What is AA?

Alcoholics Anonymous is a fellowship of men and women who share their experience, strength and hope with each other that they may solve their common problem and help others to recover from alcoholism.

The only requirement for membership is a desire to stop drinking. There are no dues or fees for AA membership; we are self-supporting through our own contributions. AA is not allied with any sect, denomination, politics, organization or institution; does not wish to engage in any controversy; neither endorses nor opposes any causes. Our primary purpose is to stay sober and help other alcoholics to achieve sobriety.

Within our membership may be found men and women of all ages and many different social, economic, and cultural backgrounds. Some of us drank for many years before coming to the realization we could not handle alcohol.

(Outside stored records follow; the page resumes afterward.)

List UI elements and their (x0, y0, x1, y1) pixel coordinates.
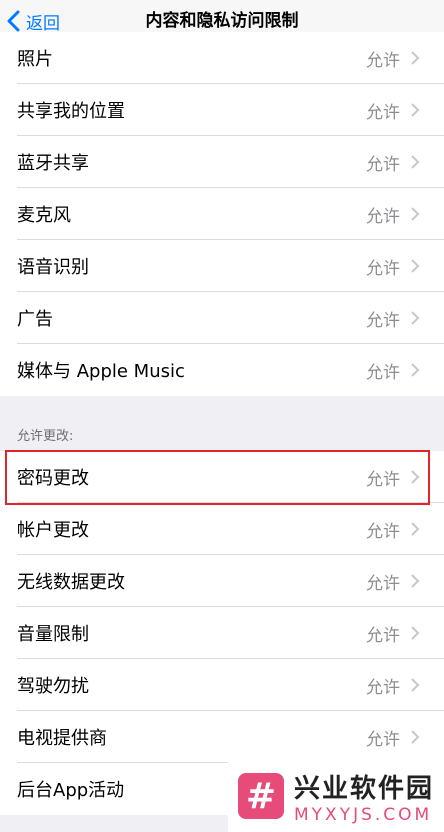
chevron-right-icon (411, 103, 420, 117)
chevron-right-icon (411, 155, 420, 169)
row-tv-provider[interactable]: 电视提供商 允许 (0, 711, 444, 763)
watermark-title: 兴业软件园 (294, 773, 435, 804)
row-share-location[interactable]: 共享我的位置 允许 (0, 84, 444, 136)
chevron-right-icon (411, 522, 420, 536)
row-value: 允许 (366, 677, 400, 698)
row-value: 允许 (366, 154, 400, 175)
chevron-right-icon (411, 259, 420, 273)
chevron-right-icon (411, 51, 420, 65)
row-label: 驾驶勿扰 (17, 676, 89, 697)
chevron-right-icon (411, 574, 420, 588)
row-advertising[interactable]: 广告 允许 (0, 292, 444, 344)
row-label: 照片 (17, 49, 53, 70)
settings-group-permissions: 照片 允许 共享我的位置 允许 蓝牙共享 允许 麦克风 允许 语音识别 允许 广… (0, 32, 444, 396)
row-value: 允许 (366, 729, 400, 750)
row-microphone[interactable]: 麦克风 允许 (0, 188, 444, 240)
row-value: 允许 (366, 258, 400, 279)
row-photos[interactable]: 照片 允许 (0, 32, 444, 84)
row-value: 允许 (366, 102, 400, 123)
row-value: 允许 (366, 521, 400, 542)
row-value: 允许 (366, 310, 400, 331)
row-label: 麦克风 (17, 205, 71, 226)
row-label: 共享我的位置 (17, 101, 125, 122)
row-label: 音量限制 (17, 624, 89, 645)
highlight-box (5, 450, 430, 505)
row-value: 允许 (366, 625, 400, 646)
row-label: 媒体与 Apple Music (17, 361, 185, 382)
row-do-not-disturb-driving[interactable]: 驾驶勿扰 允许 (0, 659, 444, 711)
watermark: # 兴业软件园 MYXYJS.COM (228, 760, 444, 832)
row-account-changes[interactable]: 帐户更改 允许 (0, 503, 444, 555)
row-value: 允许 (366, 573, 400, 594)
row-value: 允许 (366, 50, 400, 71)
watermark-subtitle: MYXYJS.COM (294, 804, 433, 825)
row-label: 电视提供商 (17, 728, 107, 749)
watermark-logo-icon: # (238, 773, 284, 819)
row-volume-limit[interactable]: 音量限制 允许 (0, 607, 444, 659)
row-label: 蓝牙共享 (17, 153, 89, 174)
chevron-right-icon (411, 363, 420, 377)
row-value: 允许 (366, 206, 400, 227)
row-bluetooth-sharing[interactable]: 蓝牙共享 允许 (0, 136, 444, 188)
row-cellular-data-changes[interactable]: 无线数据更改 允许 (0, 555, 444, 607)
row-speech-recognition[interactable]: 语音识别 允许 (0, 240, 444, 292)
chevron-right-icon (411, 730, 420, 744)
section-header-allow-changes: 允许更改: (17, 429, 74, 444)
chevron-right-icon (411, 207, 420, 221)
row-label: 无线数据更改 (17, 572, 125, 593)
chevron-right-icon (411, 626, 420, 640)
row-media-apple-music[interactable]: 媒体与 Apple Music 允许 (0, 344, 444, 396)
chevron-right-icon (411, 678, 420, 692)
row-label: 广告 (17, 309, 53, 330)
chevron-right-icon (411, 311, 420, 325)
watermark-text: 兴业软件园 MYXYJS.COM (294, 768, 434, 825)
row-label: 帐户更改 (17, 520, 89, 541)
row-value: 允许 (366, 362, 400, 383)
row-label: 语音识别 (17, 257, 89, 278)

Others were fortunate enough to appreciate, early in life or in their drinking careers, that alcohol had become unmanageable.

AA works through members telling their stories of what we used to be like, what happened and what we are like now. The AA program, known as The Twelve Steps, provides a framework for self-examination and a road to recovery, free of alcohol.

We do not think we are the only people who have the answer to problem drinking. We know that the A.A. program works for us, and we have seen it work for every newcomer, almost without exception, who honestly and sincerely wanted to quit drinking.

Through A.A. we have learned a number of things about alcoholism and about ourselves. We try to keep these facts fresh in our thinking at all times, because they seem to be the key to our sobriety. For us, sobriety must always come first.